A near sell-out audience turned out to see the final two concerts during a hectic and musically diverse L2F 2015 Festival.

Following Friday Night, all day Saturday and Sunday, something special needed to be pulled out of the bag, and the three hours of entertainment provided by Nancy Kerr, James Fagan and Blackbeard’s Tea Party made for a night to remember.

Nancy Kerr and James Fagan

Nancy Kerr and James Fagan

The duo of Kerr and Fagan are well known and had already played a full concert as half of the Melrose Quartet on Sunday afternoon. With James on vocals, bouzouki and guitar, and Nancy on Vocals and violin, they played very well received songs and spirited instrumentals from their many albums.

Drawing on the folk tradition, their music looked at the writers of the folk songs as much on the numbers that they wrote, with compositions such as Joseph Taylor being strong openers.

The Goodnight Ballad of Alan Tyne of Harrow was a song with a nasty ending, while The Teatree Waltz was a showcase for the delicacy of Nancy’s fiddle and James’ bouzouki. They lifted the pace slightly for the instrumental piece A Pearl Wedding/Nancy Taylor’s Wedding, before being joined by the bassist Tim Yates. He added strong, melodic bass parts to the closing trio of songs, If It’s Red, and the breezy I Am The Fox.

The encore of Never Even Lay Me Down was a showcase for the interlocking vocal prowess of the trio.

Blackbeard’s Tea Party offered music of a slightly more intense flavour. With electric guitar, bass, violins, two percussionists and melodeon, they were never going to offer a quietly reflective set. Drawing on the sea shanty tradition, celtic sounds and rock music from the 1970s to the present, the band led by the singer Liam Hardy ploughed through their energetic set with strong musicianship and an eagerness to put some spirit into folk music.

Starting with a taped soundtrack that included found sounds, dialogue and an air-raid siren, they soon started with the sea shanty Whip Jamboree, delivered at a faster pace than most other bands, while a number of other shanties were also covered, ranging from Roll Down, Let the Bulgine Run, and Chicken on a Raft.
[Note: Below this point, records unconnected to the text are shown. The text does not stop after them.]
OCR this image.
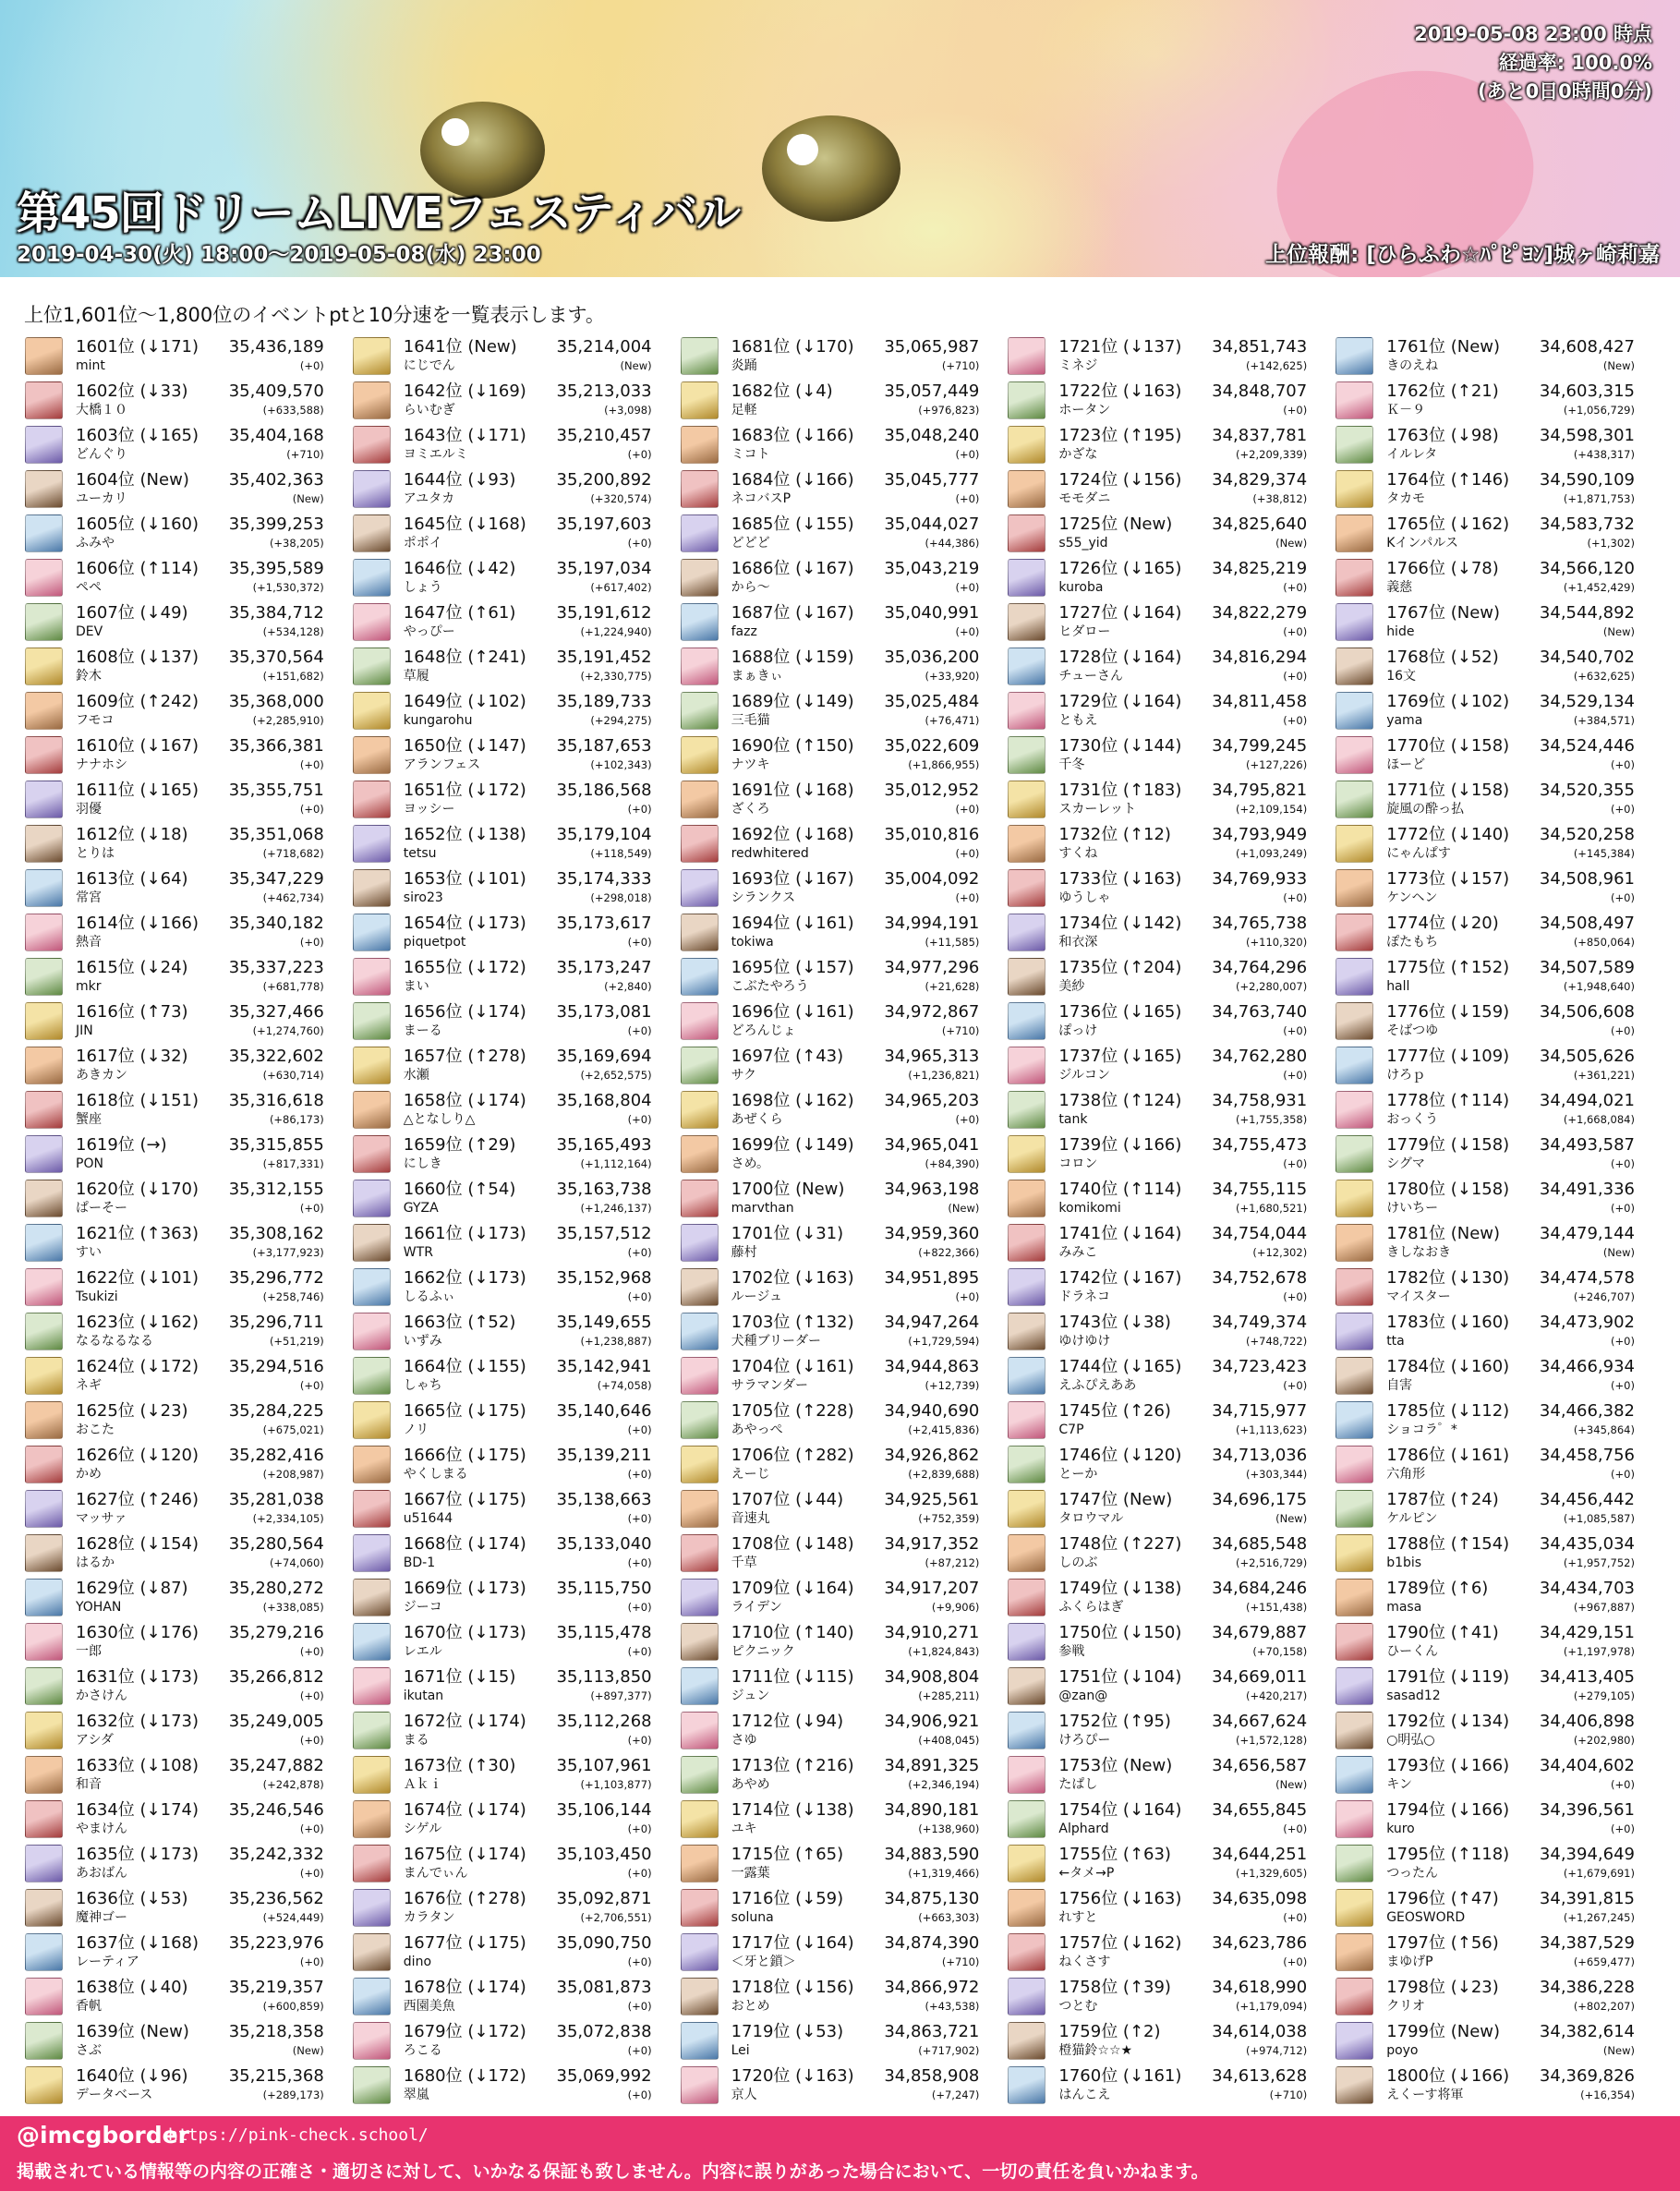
2019-05-08 23:00 時点
経過率: 100.0%
(あと0日0時間0分)
第45回ドリームLIVEフェスティバル
2019-04-30(火) 18:00～2019-05-08(水) 23:00	上位報酬: [ひらふわ☆ﾊﾟﾋﾟﾖﾝ]城ヶ崎莉嘉
上位1,601位～1,800位のイベントptと10分速を一覧表示します。
1601位 (↓171) 35,436,189
mint	(+0)
1602位 (↓33) 35,409,570
大橋１０	(+633,588)
1603位 (↓165) 35,404,168
どんぐり	(+710)
1604位 (New) 35,402,363
ユーカリ	(New)
1605位 (↓160) 35,399,253
ふみや	(+38,205)
1606位 (↑114) 35,395,589
ペペ	(+1,530,372)
1607位 (↓49) 35,384,712
DEV	(+534,128)
1608位 (↓137) 35,370,564
鈴木	(+151,682)
1609位 (↑242) 35,368,000
フモコ	(+2,285,910)
1610位 (↓167) 35,366,381
ナナホシ	(+0)
1611位 (↓165) 35,355,751
羽優	(+0)
1612位 (↓18) 35,351,068
とりは	(+718,682)
1613位 (↓64) 35,347,229
常宮	(+462,734)
1614位 (↓166) 35,340,182
熱音	(+0)
1615位 (↓24) 35,337,223
mkr	(+681,778)
1616位 (↑73) 35,327,466
JIN	(+1,274,760)
1617位 (↓32) 35,322,602
あきカン	(+630,714)
1618位 (↓151) 35,316,618
蟹座	(+86,173)
1619位 (→)	35,315,855
PON	(+817,331)
1620位 (↓170) 35,312,155
ぱーそー	(+0)
1621位 (↑363) 35,308,162
すい	(+3,177,923)
1622位 (↓101) 35,296,772
Tsukizi	(+258,746)
1623位 (↓162) 35,296,711
なるなるなる	(+51,219)
1624位 (↓172) 35,294,516
ネギ	(+0)
1625位 (↓23) 35,284,225
おこた	(+675,021)
1626位 (↓120) 35,282,416
かめ	(+208,987)
1627位 (↑246) 35,281,038
マッサァ	(+2,334,105)
1628位 (↓154) 35,280,564
はるか	(+74,060)
1629位 (↓87) 35,280,272
YOHAN	(+338,085)
1630位 (↓176) 35,279,216
一郎	(+0)
1631位 (↓173) 35,266,812
かさけん	(+0)
1632位 (↓173) 35,249,005
アシダ	(+0)
1633位 (↓108) 35,247,882
和音	(+242,878)
1634位 (↓174) 35,246,546
やまけん	(+0)
1635位 (↓173) 35,242,332
あおばん	(+0)
1636位 (↓53) 35,236,562
魔神ゴー	(+524,449)
1637位 (↓168) 35,223,976
レーティア	(+0)
1638位 (↓40) 35,219,357
香帆	(+600,859)
1639位 (New) 35,218,358
さぶ	(New)
1640位 (↓96) 35,215,368
データベース	(+289,173)
1641位 (New) 35,214,004
にじでん	(New)
1642位 (↓169) 35,213,033
らいむぎ	(+3,098)
1643位 (↓171) 35,210,457
ヨミエルミ	(+0)
1644位 (↓93) 35,200,892
アユタカ	(+320,574)
1645位 (↓168) 35,197,603
ポポイ	(+0)
1646位 (↓42) 35,197,034
しょう	(+617,402)
1647位 (↑61) 35,191,612
やっぴー	(+1,224,940)
1648位 (↑241) 35,191,452
草履	(+2,330,775)
1649位 (↓102) 35,189,733
kungarohu	(+294,275)
1650位 (↓147) 35,187,653
アランフェス	(+102,343)
1651位 (↓172) 35,186,568
ヨッシー	(+0)
1652位 (↓138) 35,179,104
tetsu	(+118,549)
1653位 (↓101) 35,174,333
siro23	(+298,018)
1654位 (↓173) 35,173,617
piquetpot	(+0)
1655位 (↓172) 35,173,247
まい	(+2,840)
1656位 (↓174) 35,173,081
まーる	(+0)
1657位 (↑278) 35,169,694
水瀬	(+2,652,575)
1658位 (↓174) 35,168,804
△となしり△	(+0)
1659位 (↑29) 35,165,493
にしき	(+1,112,164)
1660位 (↑54) 35,163,738
GYZA	(+1,246,137)
1661位 (↓173) 35,157,512
WTR	(+0)
1662位 (↓173) 35,152,968
しるふぃ	(+0)
1663位 (↑52) 35,149,655
いずみ	(+1,238,887)
1664位 (↓155) 35,142,941
しゃち	(+74,058)
1665位 (↓175) 35,140,646
ノリ	(+0)
1666位 (↓175) 35,139,211
やくしまる	(+0)
1667位 (↓175) 35,138,663
u51644	(+0)
1668位 (↓174) 35,133,040
BD-1	(+0)
1669位 (↓173) 35,115,750
ジーコ	(+0)
1670位 (↓173) 35,115,478
レエル	(+0)
1671位 (↓15) 35,113,850
ikutan	(+897,377)
1672位 (↓174) 35,112,268
まる	(+0)
1673位 (↑30) 35,107,961
Ａｋｉ	(+1,103,877)
1674位 (↓174) 35,106,144
シゲル	(+0)
1675位 (↓174) 35,103,450
まんでぃん	(+0)
1676位 (↑278) 35,092,871
カラタン	(+2,706,551)
1677位 (↓175) 35,090,750
dino	(+0)
1678位 (↓174) 35,081,873
西園美魚	(+0)
1679位 (↓172) 35,072,838
ろこる	(+0)
1680位 (↓172) 35,069,992
翠嵐	(+0)
1681位 (↓170) 35,065,987
炎踊	(+710)
1682位 (↓4)	35,057,449
足軽	(+976,823)
1683位 (↓166) 35,048,240
ミコト	(+0)
1684位 (↓166) 35,045,777
ネコバスP	(+0)
1685位 (↓155) 35,044,027
どどど	(+44,386)
1686位 (↓167) 35,043,219
から～	(+0)
1687位 (↓167) 35,040,991
fazz	(+0)
1688位 (↓159) 35,036,200
まぁきぃ	(+33,920)
1689位 (↓149) 35,025,484
三毛猫	(+76,471)
1690位 (↑150) 35,022,609
ナツキ	(+1,866,955)
1691位 (↓168) 35,012,952
ざくろ	(+0)
1692位 (↓168) 35,010,816
redwhitered	(+0)
1693位 (↓167) 35,004,092
シランクス	(+0)
1694位 (↓161) 34,994,191
tokiwa	(+11,585)
1695位 (↓157) 34,977,296
こぶたやろう	(+21,628)
1696位 (↓161) 34,972,867
どろんじょ	(+710)
1697位 (↑43) 34,965,313
サク	(+1,236,821)
1698位 (↓162) 34,965,203
あぜくら	(+0)
1699位 (↓149) 34,965,041
さめ。	(+84,390)
1700位 (New) 34,963,198
marvthan	(New)
1701位 (↓31) 34,959,360
藤村	(+822,366)
1702位 (↓163) 34,951,895
ルージュ	(+0)
1703位 (↑132) 34,947,264
犬種ブリーダー	(+1,729,594)
1704位 (↓161) 34,944,863
サラマンダー	(+12,739)
1705位 (↑228) 34,940,690
あやっぺ	(+2,415,836)
1706位 (↑282) 34,926,862
えーじ	(+2,839,688)
1707位 (↓44) 34,925,561
音速丸	(+752,359)
1708位 (↓148) 34,917,352
千草	(+87,212)
1709位 (↓164) 34,917,207
ライデン	(+9,906)
1710位 (↑140) 34,910,271
ピクニック	(+1,824,843)
1711位 (↓115) 34,908,804
ジュン	(+285,211)
1712位 (↓94) 34,906,921
さゆ	(+408,045)
1713位 (↑216) 34,891,325
あやめ	(+2,346,194)
1714位 (↓138) 34,890,181
ユキ	(+138,960)
1715位 (↑65) 34,883,590
一露葉	(+1,319,466)
1716位 (↓59) 34,875,130
soluna	(+663,303)
1717位 (↓164) 34,874,390
＜牙と鎖＞	(+710)
1718位 (↓156) 34,866,972
おとめ	(+43,538)
1719位 (↓53) 34,863,721
Lei	(+717,902)
1720位 (↓163) 34,858,908
京人	(+7,247)
1721位 (↓137) 34,851,743
ミネジ	(+142,625)
1722位 (↓163) 34,848,707
ホータン	(+0)
1723位 (↑195) 34,837,781
かざな	(+2,209,339)
1724位 (↓156) 34,829,374
モモダニ	(+38,812)
1725位 (New) 34,825,640
s55_yid	(New)
1726位 (↓165) 34,825,219
kuroba	(+0)
1727位 (↓164) 34,822,279
ヒダロー	(+0)
1728位 (↓164) 34,816,294
チューさん	(+0)
1729位 (↓164) 34,811,458
ともえ	(+0)
1730位 (↓144) 34,799,245
千冬	(+127,226)
1731位 (↑183) 34,795,821
スカーレット	(+2,109,154)
1732位 (↑12) 34,793,949
すくね	(+1,093,249)
1733位 (↓163) 34,769,933
ゆうしゃ	(+0)
1734位 (↓142) 34,765,738
和衣深	(+110,320)
1735位 (↑204) 34,764,296
美紗	(+2,280,007)
1736位 (↓165) 34,763,740
ぽっけ	(+0)
1737位 (↓165) 34,762,280
ジルコン	(+0)
1738位 (↑124) 34,758,931
tank	(+1,755,358)
1739位 (↓166) 34,755,473
コロン	(+0)
1740位 (↑114) 34,755,115
komikomi	(+1,680,521)
1741位 (↓164) 34,754,044
みみこ	(+12,302)
1742位 (↓167) 34,752,678
ドラネコ	(+0)
1743位 (↓38) 34,749,374
ゆけゆけ	(+748,722)
1744位 (↓165) 34,723,423
えふぴえああ	(+0)
1745位 (↑26) 34,715,977
C7P	(+1,113,623)
1746位 (↓120) 34,713,036
とーか	(+303,344)
1747位 (New) 34,696,175
タロウマル	(New)
1748位 (↑227) 34,685,548
しのぶ	(+2,516,729)
1749位 (↓138) 34,684,246
ふくらはぎ	(+151,438)
1750位 (↓150) 34,679,887
参戦	(+70,158)
1751位 (↓104) 34,669,011
@zan@	(+420,217)
1752位 (↑95) 34,667,624
けろぴー	(+1,572,128)
1753位 (New) 34,656,587
たぱし	(New)
1754位 (↓164) 34,655,845
Alphard	(+0)
1755位 (↑63) 34,644,251
←タメ→P	(+1,329,605)
1756位 (↓163) 34,635,098
れすと	(+0)
1757位 (↓162) 34,623,786
ねくさす	(+0)
1758位 (↑39) 34,618,990
つとむ	(+1,179,094)
1759位 (↑2)	34,614,038
橙猫鈴☆☆★	(+974,712)
1760位 (↓161) 34,613,628
はんこえ	(+710)
1761位 (New) 34,608,427
きのえね	(New)
1762位 (↑21) 34,603,315
Ｋ－９	(+1,056,729)
1763位 (↓98) 34,598,301
イルレタ	(+438,317)
1764位 (↑146) 34,590,109
タカモ	(+1,871,753)
1765位 (↓162) 34,583,732
Kインパルス	(+1,302)
1766位 (↓78) 34,566,120
義慈	(+1,452,429)
1767位 (New) 34,544,892
hide	(New)
1768位 (↓52) 34,540,702
16文	(+632,625)
1769位 (↓102) 34,529,134
yama	(+384,571)
1770位 (↓158) 34,524,446
ほーど	(+0)
1771位 (↓158) 34,520,355
旋風の酔っ払	(+0)
1772位 (↓140) 34,520,258
にゃんぱす	(+145,384)
1773位 (↓157) 34,508,961
ケンヘン	(+0)
1774位 (↓20) 34,508,497
ぽたもち	(+850,064)
1775位 (↑152) 34,507,589
hall	(+1,948,640)
1776位 (↓159) 34,506,608
そばつゆ	(+0)
1777位 (↓109) 34,505,626
けろｐ	(+361,221)
1778位 (↑114) 34,494,021
おっくう	(+1,668,084)
1779位 (↓158) 34,493,587
シグマ	(+0)
1780位 (↓158) 34,491,336
けいちー	(+0)
1781位 (New) 34,479,144
きしなおき	(New)
1782位 (↓130) 34,474,578
マイスター	(+246,707)
1783位 (↓160) 34,473,902
tta	(+0)
1784位 (↓160) 34,466,934
自害	(+0)
1785位 (↓112) 34,466,382
ショコラ゜*	(+345,864)
1786位 (↓161) 34,458,756
六角形	(+0)
1787位 (↑24) 34,456,442
ケルピン	(+1,085,587)
1788位 (↑154) 34,435,034
b1bis	(+1,957,752)
1789位 (↑6)	34,434,703
masa	(+967,887)
1790位 (↑41) 34,429,151
ひーくん	(+1,197,978)
1791位 (↓119) 34,413,405
sasad12	(+279,105)
1792位 (↓134) 34,406,898
○明弘○	(+202,980)
1793位 (↓166) 34,404,602
キン	(+0)
1794位 (↓166) 34,396,561
kuro	(+0)
1795位 (↑118) 34,394,649
つったん	(+1,679,691)
1796位 (↑47) 34,391,815
GEOSWORD	(+1,267,245)
1797位 (↑56) 34,387,529
まゆげP	(+659,477)
1798位 (↓23) 34,386,228
クリオ	(+802,207)
1799位 (New) 34,382,614
poyo	(New)
1800位 (↓166) 34,369,826
えくーす将軍	(+16,354)
@imcgborder
https://pink-check.school/
掲載されている情報等の内容の正確さ・適切さに対して、いかなる保証も致しません。内容に誤りがあった場合において、一切の責任を負いかねます。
Although these songs were familiar, they also played their own numbers, ranging from the lively instrumental of The Purple Badger, to the blend of Russian classical music and ska that was I Want a Pizza and a Drink.
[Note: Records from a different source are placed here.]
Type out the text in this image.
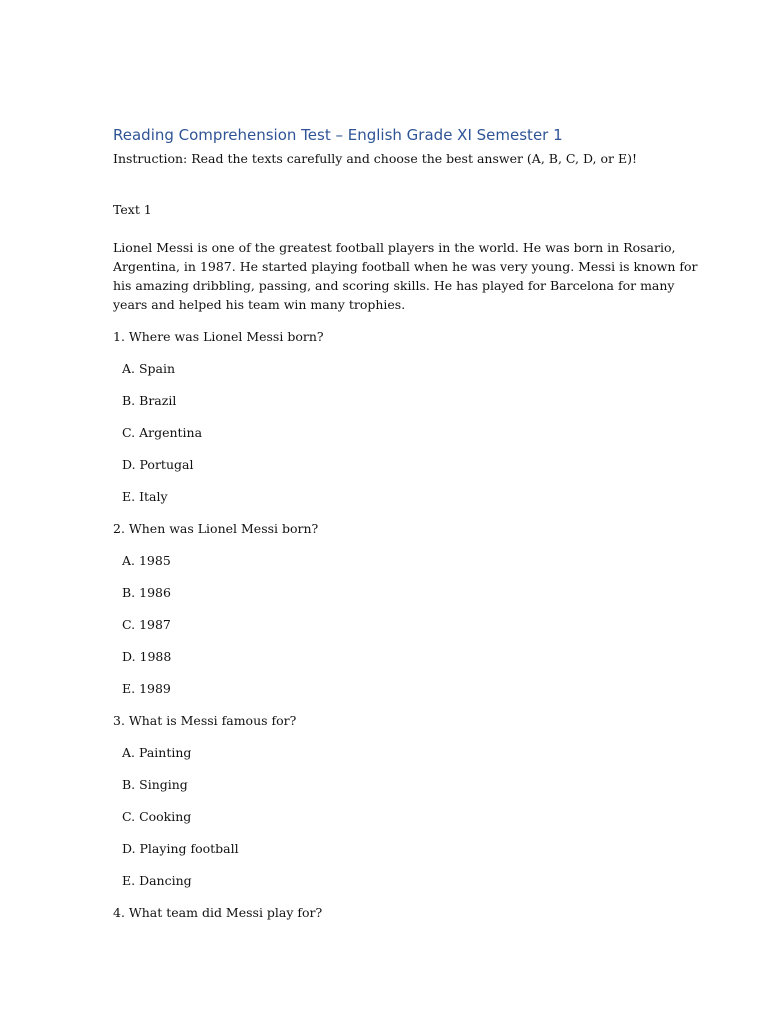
Reading Comprehension Test – English Grade XI Semester 1
Instruction: Read the texts carefully and choose the best answer (A, B, C, D, or E)!
Text 1
Lionel Messi is one of the greatest football players in the world. He was born in Rosario,
Argentina, in 1987. He started playing football when he was very young. Messi is known for
his amazing dribbling, passing, and scoring skills. He has played for Barcelona for many
years and helped his team win many trophies.
1. Where was Lionel Messi born?
A. Spain
B. Brazil
C. Argentina
D. Portugal
E. Italy
2. When was Lionel Messi born?
A. 1985
B. 1986
C. 1987
D. 1988
E. 1989
3. What is Messi famous for?
A. Painting
B. Singing
C. Cooking
D. Playing football
E. Dancing
4. What team did Messi play for?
Their own songs were strong, with Leveller’s-like sounds during Stand Up Now, or the psychedelia of The Steam Arm Man, while the Valiant Turpin looked at how mourners had to be paid to attend Dick Turpin’s funeral.

With a soundscape that fused harmony violin and electric guitar, and a strong backbeat, this was music set fit to wake any audience, and although purists may baulk at younger bands tackling older songs with rock dynamics, Blackbeard’s Tea Party contain enough strong musicianship with an open minded approach and a way to attract newer audiences to music like this.